The quality of life here is much higher. Even if you earn the minimum wage you can have a comfortable life. It is definitely easier. They care about the employee's holidays. You even get extra pay for vacation and holidays. It also makes the culture of rest different. There is a lot of active people. People spend time actively. Especially that you can do it for little money. Sundays are not working days. The shops are closed and if you do not do grocery shopping on Saturday to 5pm, the only place left is a petrol station. A lot of people leave for two or three-day trips. To relax, they go away for the weekend. In order to walk in the mountains, go to the swimming pool. In this respect, Austria is a great country. There is here the necessary infrastructure and you can do what you dream about.

I miss sometimes food from Poland. There are some things that I just like. I miss the borscht, soups or mayonnaise (I haven’t found here a substitute of Polish mayonnaise). However, Austrians cook very well. In their cuisine there is a lot of meat and potatoes. And also a lot of sweet dishes, which surprised me very positively. They are influenced strongly by Italy. They are fond of the Italian cuisine.

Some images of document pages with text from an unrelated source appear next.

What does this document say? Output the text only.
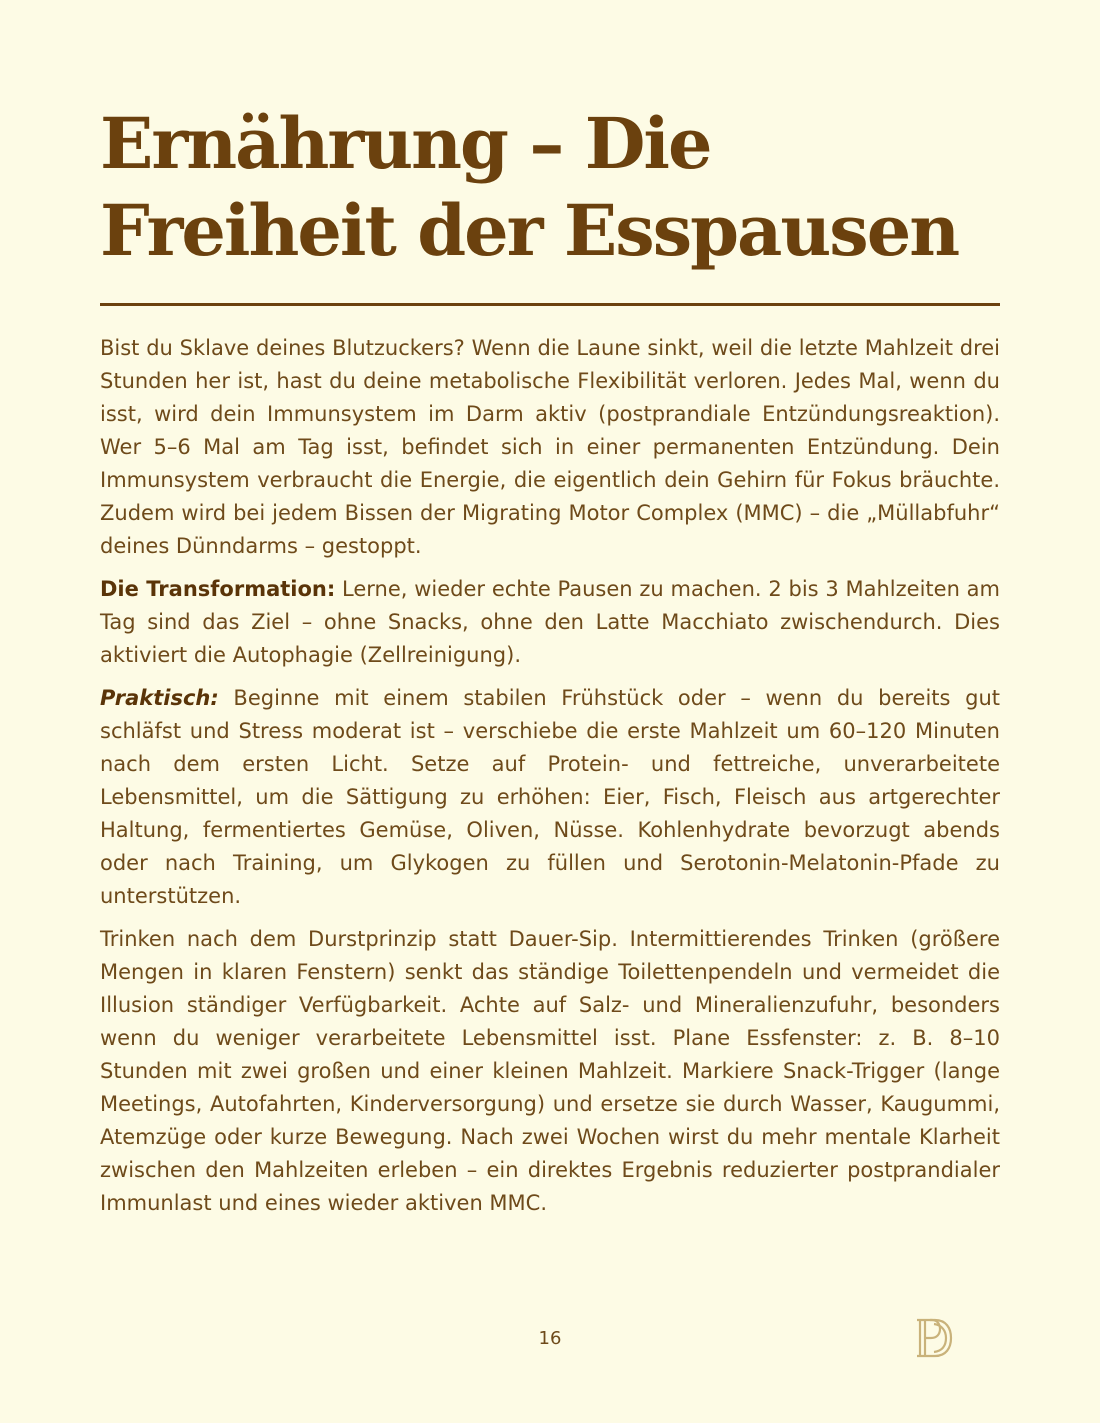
Ernährung – Die Freiheit der Esspausen

Bist du Sklave deines Blutzuckers? Wenn die Laune sinkt, weil die letzte Mahlzeit drei Stunden her ist, hast du deine metabolische Flexibilität verloren. Jedes Mal, wenn du isst, wird dein Immunsystem im Darm aktiv (postprandiale Entzündungsreaktion). Wer 5–6 Mal am Tag isst, befindet sich in einer permanenten Entzündung. Dein Immunsystem verbraucht die Energie, die eigentlich dein Gehirn für Fokus bräuchte. Zudem wird bei jedem Bissen der Migrating Motor Complex (MMC) – die „Müllabfuhr“ deines Dünndarms – gestoppt.

Die Transformation: Lerne, wieder echte Pausen zu machen. 2 bis 3 Mahlzeiten am Tag sind das Ziel – ohne Snacks, ohne den Latte Macchiato zwischendurch. Dies aktiviert die Autophagie (Zellreinigung).

Praktisch: Beginne mit einem stabilen Frühstück oder – wenn du bereits gut schläfst und Stress moderat ist – verschiebe die erste Mahlzeit um 60–120 Minuten nach dem ersten Licht. Setze auf Protein- und fettreiche, unverarbeitete Lebensmittel, um die Sättigung zu erhöhen: Eier, Fisch, Fleisch aus artgerechter Haltung, fermentiertes Gemüse, Oliven, Nüsse. Kohlenhydrate bevorzugt abends oder nach Training, um Glykogen zu füllen und Serotonin-Melatonin-Pfade zu unterstützen.

Trinken nach dem Durstprinzip statt Dauer-Sip. Intermittierendes Trinken (größere Mengen in klaren Fenstern) senkt das ständige Toilettenpendeln und vermeidet die Illusion ständiger Verfügbarkeit. Achte auf Salz- und Mineralienzufuhr, besonders wenn du weniger verarbeitete Lebensmittel isst. Plane Essfenster: z. B. 8–10 Stunden mit zwei großen und einer kleinen Mahlzeit. Markiere Snack-Trigger (lange Meetings, Autofahrten, Kinderversorgung) und ersetze sie durch Wasser, Kaugummi, Atemzüge oder kurze Bewegung. Nach zwei Wochen wirst du mehr mentale Klarheit zwischen den Mahlzeiten erleben – ein direktes Ergebnis reduzierter postprandialer Immunlast und eines wieder aktiven MMC.

16
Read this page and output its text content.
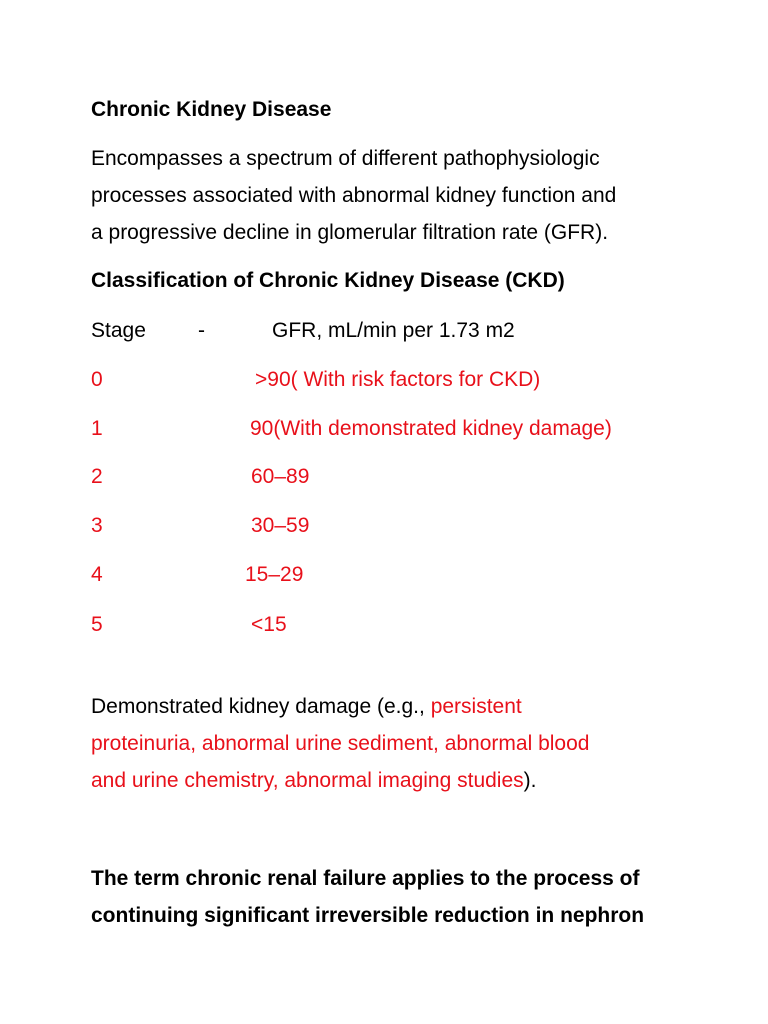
Chronic Kidney Disease
Encompasses a spectrum of different pathophysiologic
processes associated with abnormal kidney function and
a progressive decline in glomerular filtration rate (GFR).
Classification of Chronic Kidney Disease (CKD)
Stage -	GFR, mL/min per 1.73 m2
0	>90( With risk factors for CKD)
1	90(With demonstrated kidney damage)
2	60–89
3	30–59
4	15–29
5	<15
Demonstrated kidney damage (e.g., persistent
proteinuria, abnormal urine sediment, abnormal blood
and urine chemistry, abnormal imaging studies).
The term chronic renal failure applies to the process of
continuing significant irreversible reduction in nephron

Austrians are very introverted. It is hard to meet with them after work. They need a very, very long time to take someone into their community, to accept someone. They don’t have relationships outside of work. The best relationships I've made with foreigners who have been living and working here for many years. I don’t know the reason for it. Maybe because abroad every foreigner looks for these relationships. They feel a little lonely and it’s easier and faster to relate with other foreigners, because they are as well not exactly at home here. Austrians are helpful, smiling but also very much distanced. To establish a relationship with Austrians it takes several months or even years. About four, five, to feel tolerated, accepted by the society.

Direction: West

I think that in terms of my profession this trip is a great experience. Work in a foreign language itself is a big challenge. Especially for Poles in a foreign country. All the time I need to speak German, all the time I have to try to make what I say sound convincing. It gave me a lot of confidence, also when it comes to contacts with Austrians.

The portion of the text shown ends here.